How To Set Up AWS for Cumulus

This guide will explain how to configure your AWS cloud to add the S3 buckets, Athena tables, and more that Cumulus will need. It assumes you are familiar with AWS.

At the end, you’ll be given a CloudFormation template that will do all the hard work for you.

End Goal

By the end of this guide, you’ll have multiple S3 buckets to both receive the output of Cumulus ETL and to store the results of Athena queries.

You’ll also have defined a Glue database and crawler to map the output of Cumulus ETL onto Glue tables, which Athena can then query.

But all of that can be grouped into three different stages:

  1. Cumulus ETL (S3 buckets)
  2. Glue (tables)
  3. Athena (bucket & configuration)

Cumulus ETL

You’re going to create two buckets. One for the de-identified Cumulus ETL output and one for build artifacts (which holds PHI). They’ll each need similar security policies, but Glue will only look at the output bucket.

You also don’t need to store your build artifacts in this S3 bucket. Once you get to actually running Cumulus ETL, there will be an on-premises option for that. Though you do need to use an S3 bucket for the de-identified Cumulus ETL output.

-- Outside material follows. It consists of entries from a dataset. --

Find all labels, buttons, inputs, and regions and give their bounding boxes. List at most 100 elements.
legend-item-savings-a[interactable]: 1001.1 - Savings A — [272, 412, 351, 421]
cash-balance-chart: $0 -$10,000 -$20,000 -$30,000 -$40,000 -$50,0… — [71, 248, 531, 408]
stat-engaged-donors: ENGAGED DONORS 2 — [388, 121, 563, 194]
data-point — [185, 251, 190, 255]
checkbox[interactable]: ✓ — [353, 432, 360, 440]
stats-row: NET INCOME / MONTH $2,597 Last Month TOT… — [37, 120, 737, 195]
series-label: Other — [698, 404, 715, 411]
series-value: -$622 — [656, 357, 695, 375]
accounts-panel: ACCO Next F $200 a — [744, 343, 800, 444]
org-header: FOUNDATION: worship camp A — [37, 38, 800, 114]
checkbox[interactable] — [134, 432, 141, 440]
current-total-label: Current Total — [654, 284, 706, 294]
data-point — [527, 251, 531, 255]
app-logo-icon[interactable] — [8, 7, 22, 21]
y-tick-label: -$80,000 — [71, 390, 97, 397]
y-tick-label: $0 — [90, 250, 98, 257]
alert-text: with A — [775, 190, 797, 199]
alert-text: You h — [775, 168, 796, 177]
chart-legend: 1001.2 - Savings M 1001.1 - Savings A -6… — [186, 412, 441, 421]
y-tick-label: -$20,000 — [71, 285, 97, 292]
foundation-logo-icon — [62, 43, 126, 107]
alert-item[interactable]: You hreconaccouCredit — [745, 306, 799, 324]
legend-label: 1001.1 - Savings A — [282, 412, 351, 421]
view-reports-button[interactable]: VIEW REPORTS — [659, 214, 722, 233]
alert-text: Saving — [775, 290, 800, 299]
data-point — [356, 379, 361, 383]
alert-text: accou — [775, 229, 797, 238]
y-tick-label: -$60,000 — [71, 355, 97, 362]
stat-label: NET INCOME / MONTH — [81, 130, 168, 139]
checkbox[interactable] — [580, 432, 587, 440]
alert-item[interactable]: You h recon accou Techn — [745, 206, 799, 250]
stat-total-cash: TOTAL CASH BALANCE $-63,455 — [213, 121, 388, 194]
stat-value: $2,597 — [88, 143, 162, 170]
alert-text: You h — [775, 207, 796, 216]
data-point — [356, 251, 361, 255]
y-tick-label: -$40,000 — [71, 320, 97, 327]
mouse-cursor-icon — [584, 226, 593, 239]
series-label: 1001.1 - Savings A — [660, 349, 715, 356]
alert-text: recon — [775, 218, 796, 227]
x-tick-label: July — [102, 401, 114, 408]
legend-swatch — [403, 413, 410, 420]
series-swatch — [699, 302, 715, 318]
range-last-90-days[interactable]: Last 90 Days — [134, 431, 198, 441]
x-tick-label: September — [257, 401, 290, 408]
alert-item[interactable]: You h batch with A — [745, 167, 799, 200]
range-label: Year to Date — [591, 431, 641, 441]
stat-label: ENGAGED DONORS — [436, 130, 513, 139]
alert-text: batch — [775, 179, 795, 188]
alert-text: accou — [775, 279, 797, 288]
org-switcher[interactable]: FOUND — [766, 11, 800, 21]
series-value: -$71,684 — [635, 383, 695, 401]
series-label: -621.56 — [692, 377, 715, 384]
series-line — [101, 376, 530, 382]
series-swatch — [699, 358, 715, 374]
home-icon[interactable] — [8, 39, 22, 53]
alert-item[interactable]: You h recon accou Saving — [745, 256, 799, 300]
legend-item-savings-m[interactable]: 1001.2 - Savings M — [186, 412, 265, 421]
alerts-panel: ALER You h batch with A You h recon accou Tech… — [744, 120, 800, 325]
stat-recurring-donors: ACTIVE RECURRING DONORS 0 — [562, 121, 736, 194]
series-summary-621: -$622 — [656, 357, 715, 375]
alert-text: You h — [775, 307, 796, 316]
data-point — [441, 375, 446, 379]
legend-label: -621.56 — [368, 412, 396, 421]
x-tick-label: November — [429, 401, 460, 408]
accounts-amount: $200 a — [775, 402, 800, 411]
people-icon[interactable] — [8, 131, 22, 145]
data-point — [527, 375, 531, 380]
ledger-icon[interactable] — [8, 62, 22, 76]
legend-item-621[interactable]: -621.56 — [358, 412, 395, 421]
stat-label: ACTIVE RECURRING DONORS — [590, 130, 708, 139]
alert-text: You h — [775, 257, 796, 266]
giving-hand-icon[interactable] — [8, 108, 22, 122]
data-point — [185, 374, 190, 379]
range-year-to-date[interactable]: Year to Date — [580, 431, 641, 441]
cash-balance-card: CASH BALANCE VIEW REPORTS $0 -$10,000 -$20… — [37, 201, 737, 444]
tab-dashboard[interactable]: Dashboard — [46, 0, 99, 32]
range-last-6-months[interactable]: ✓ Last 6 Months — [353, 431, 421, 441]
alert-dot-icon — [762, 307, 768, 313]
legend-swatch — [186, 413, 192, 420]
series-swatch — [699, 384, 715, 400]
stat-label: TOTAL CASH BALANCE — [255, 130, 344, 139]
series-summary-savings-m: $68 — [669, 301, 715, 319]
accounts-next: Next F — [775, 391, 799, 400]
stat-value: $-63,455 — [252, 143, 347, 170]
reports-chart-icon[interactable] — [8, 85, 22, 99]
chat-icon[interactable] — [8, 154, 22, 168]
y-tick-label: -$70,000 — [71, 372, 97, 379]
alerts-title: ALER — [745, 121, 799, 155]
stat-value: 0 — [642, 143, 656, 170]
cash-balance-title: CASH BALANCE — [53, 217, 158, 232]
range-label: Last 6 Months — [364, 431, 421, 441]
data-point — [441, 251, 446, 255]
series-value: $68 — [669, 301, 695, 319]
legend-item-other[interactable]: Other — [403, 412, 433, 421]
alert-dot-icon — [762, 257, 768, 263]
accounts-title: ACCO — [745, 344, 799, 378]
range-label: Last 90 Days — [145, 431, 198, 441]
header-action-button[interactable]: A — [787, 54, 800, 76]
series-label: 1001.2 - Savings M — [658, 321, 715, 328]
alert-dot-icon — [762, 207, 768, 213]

These buckets will require encryption and allow access to the user role that is running Cumulus ETL.

Glue

Glue is an AWS product that creates table schemas based on the files in the Cumulus ETL output bucket.

You’re going to create a database to hold the tables and a crawler that scans the Cumulus ETL output bucket, creating the tables.

After the first crawler run that creates the tables & schemas, you’ll only need to run it again if new tables get added or schemas change (maybe your hospital started adding new metadata to FHIR resources).

We’ll set this crawler to run once a month, to pick up the occasional schema changes. But it can also be run manually when you know a change occurred, or a new table was added.

Athena

Athena is an AWS product that can run SQL queries against Glue tables. It’s how we’ll generate the patient counts for studies.

You’re going to create a bucket to hold Athena query results and an Athena workgroup to configure Athena.

Cloud Formation

The easy way to set this all up is simply use a CloudFormation template. Here’s an example template that should work for your needs, but can be customized as you like.

That’s worth emphasizing - your setup does not need to be this exact CloudFormation setup. This is provided merely for convenience, but if you want to use one bucket instead of three or change the name of the database, that’s totally fine. The important thing is that you end up with a crawler that feeds data to a database for Athena.

Though if you do use this template, it takes four parameters:

  1. Bucket prefix
  2. ETL Subdirectory, matching the subdirectory you pass to Cumulus ETL
  3. KMS key ARN for encryption
  4. Upload Role ARN, matching the user that runs Cumulus ETL

Once you create this CloudFormation stack, that’s it! You’ve configured AWS to receive data from Cumulus ETL.